Харди, как виделось Генри, как раз проходил нужный этап взросления, оказавшись по собственной воле в эпицентре торнадо. По словам Эвелин Джон примерно на год старше её — ему сейчас девятнадцать или двадцать. В детство он слегка заигрался, но опомниться сумеет всегда.
Блейк достал смартфон и быстро напечатал:
«Ты внутри?
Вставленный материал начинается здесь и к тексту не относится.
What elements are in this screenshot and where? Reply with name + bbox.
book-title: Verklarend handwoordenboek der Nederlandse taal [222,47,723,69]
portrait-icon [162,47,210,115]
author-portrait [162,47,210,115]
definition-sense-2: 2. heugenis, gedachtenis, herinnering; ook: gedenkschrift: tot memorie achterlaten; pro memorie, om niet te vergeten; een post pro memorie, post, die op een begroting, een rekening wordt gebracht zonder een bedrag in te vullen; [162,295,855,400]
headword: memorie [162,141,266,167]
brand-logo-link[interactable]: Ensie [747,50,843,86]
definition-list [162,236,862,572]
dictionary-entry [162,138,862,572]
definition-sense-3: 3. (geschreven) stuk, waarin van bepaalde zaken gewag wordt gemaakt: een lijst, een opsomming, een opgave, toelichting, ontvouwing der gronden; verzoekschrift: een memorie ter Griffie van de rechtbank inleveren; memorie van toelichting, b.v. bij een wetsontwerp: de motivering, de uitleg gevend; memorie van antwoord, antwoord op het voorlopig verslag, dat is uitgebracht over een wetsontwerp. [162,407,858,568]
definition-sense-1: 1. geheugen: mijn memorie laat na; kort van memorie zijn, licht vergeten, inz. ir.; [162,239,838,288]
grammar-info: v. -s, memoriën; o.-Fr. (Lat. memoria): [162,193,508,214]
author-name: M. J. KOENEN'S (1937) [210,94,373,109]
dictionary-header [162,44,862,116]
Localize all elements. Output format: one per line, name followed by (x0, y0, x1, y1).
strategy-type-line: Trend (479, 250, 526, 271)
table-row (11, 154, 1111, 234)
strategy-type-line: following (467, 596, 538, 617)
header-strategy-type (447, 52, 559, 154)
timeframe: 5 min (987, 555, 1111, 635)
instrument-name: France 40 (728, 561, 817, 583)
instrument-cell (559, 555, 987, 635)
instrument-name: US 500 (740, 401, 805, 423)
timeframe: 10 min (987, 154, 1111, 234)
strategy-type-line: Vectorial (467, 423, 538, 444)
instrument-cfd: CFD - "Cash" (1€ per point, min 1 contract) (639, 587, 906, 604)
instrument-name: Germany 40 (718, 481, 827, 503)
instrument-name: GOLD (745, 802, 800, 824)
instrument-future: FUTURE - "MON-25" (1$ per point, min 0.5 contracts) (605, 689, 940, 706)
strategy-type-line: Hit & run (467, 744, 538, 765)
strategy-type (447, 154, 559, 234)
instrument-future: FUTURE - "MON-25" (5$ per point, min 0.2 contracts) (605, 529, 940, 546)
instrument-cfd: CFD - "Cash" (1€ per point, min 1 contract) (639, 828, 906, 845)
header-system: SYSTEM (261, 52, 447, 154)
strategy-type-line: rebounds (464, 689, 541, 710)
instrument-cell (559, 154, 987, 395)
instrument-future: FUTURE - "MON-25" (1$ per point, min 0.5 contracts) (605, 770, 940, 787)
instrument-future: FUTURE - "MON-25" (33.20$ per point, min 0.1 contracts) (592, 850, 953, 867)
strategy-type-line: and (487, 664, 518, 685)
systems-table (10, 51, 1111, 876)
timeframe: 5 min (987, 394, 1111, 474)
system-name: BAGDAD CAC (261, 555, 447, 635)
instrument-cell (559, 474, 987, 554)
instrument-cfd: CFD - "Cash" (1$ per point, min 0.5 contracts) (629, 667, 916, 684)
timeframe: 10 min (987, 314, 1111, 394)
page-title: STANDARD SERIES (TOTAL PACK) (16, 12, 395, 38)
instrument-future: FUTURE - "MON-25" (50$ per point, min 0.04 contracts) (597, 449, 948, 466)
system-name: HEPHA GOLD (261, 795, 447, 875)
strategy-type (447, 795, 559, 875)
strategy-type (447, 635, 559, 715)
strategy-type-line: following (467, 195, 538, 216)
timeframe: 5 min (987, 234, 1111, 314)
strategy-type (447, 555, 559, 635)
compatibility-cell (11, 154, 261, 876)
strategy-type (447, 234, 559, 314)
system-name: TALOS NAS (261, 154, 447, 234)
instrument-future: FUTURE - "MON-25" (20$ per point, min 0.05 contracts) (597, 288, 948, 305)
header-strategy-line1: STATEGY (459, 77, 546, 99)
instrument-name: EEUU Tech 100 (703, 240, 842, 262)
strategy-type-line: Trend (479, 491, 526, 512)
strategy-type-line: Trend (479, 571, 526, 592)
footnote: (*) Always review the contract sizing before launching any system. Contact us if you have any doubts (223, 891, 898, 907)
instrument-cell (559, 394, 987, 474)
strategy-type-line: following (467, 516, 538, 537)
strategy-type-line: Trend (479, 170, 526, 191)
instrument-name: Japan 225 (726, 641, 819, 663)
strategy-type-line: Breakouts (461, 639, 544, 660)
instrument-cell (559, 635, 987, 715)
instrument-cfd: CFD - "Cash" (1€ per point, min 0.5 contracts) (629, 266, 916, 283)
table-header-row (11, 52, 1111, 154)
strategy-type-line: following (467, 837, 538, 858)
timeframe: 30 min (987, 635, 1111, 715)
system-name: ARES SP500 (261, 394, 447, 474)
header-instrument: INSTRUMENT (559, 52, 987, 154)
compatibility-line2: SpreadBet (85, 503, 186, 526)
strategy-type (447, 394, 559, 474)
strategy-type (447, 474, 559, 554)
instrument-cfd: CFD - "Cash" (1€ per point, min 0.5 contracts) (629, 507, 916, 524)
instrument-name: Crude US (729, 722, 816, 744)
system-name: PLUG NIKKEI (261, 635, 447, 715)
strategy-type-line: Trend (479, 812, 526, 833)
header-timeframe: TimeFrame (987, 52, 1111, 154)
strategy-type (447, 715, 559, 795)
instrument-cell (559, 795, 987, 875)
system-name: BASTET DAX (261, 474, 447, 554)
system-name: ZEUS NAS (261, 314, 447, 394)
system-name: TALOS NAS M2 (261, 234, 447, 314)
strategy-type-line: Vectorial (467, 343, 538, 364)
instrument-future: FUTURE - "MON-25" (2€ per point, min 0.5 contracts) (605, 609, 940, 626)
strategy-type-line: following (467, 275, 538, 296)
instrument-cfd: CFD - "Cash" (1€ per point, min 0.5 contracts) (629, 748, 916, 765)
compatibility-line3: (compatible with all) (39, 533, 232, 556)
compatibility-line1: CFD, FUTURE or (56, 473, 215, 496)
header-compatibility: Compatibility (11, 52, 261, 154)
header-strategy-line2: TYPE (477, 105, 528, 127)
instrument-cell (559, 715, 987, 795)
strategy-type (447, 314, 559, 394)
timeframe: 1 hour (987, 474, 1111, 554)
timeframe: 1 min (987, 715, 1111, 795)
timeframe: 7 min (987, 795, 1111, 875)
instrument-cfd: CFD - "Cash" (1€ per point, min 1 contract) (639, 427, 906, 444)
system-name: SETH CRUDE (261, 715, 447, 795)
Один?».
«Только я и ещё кое-кто».
В коротком звонке Харди пояснил, что удрал из горячей точки с раненным товарищем, и они засели недалеко от доков в закрытой на зиму лодочной станции.
Генри старался аккуратно поддеть дверь запасного входа — на неё указал Джон, но та всё равно заскрипела. Блейк поморщился, но проскользнул внутрь, осторожно продвигаясь по тёмному коридору к следующей приоткрытой двери.
В проёме уже виднелись накрытые брезентом перевёрнутые лодки, под каждой из которых мог оказаться как Харди с приятелем, так и парочка вооружённых до зубов Жнецов или — что хуже — членов противоборствующей группировки в поисках крови. Генри прилип к стене, оценивая обстановку в широком длинном помещении.
Было тихо.
И пусто.
В полумраке любая крошечная тень мелькала опасностью, и Блейк всматривался в каждую, не позволяя сердцебиению заглушить любой подозрительный шорох. Решившись при отсутствии других вариантов, он шагнул вперёд, собираясь прилипнуть за ближайшим углом или внушительным металлическим столбом, поддерживающим крышу.
Виска почти коснулся холодный металл, а щелчок снимаемого предохранителя отдался эхом.
Сердце пропустило удар.
— Попался? — смешливо протянул знакомый голос.
До этого Генри не шевелился, но почти дёрнулся, услышав эту насмешливую интонацию. Никто не смеет ему так угрожать.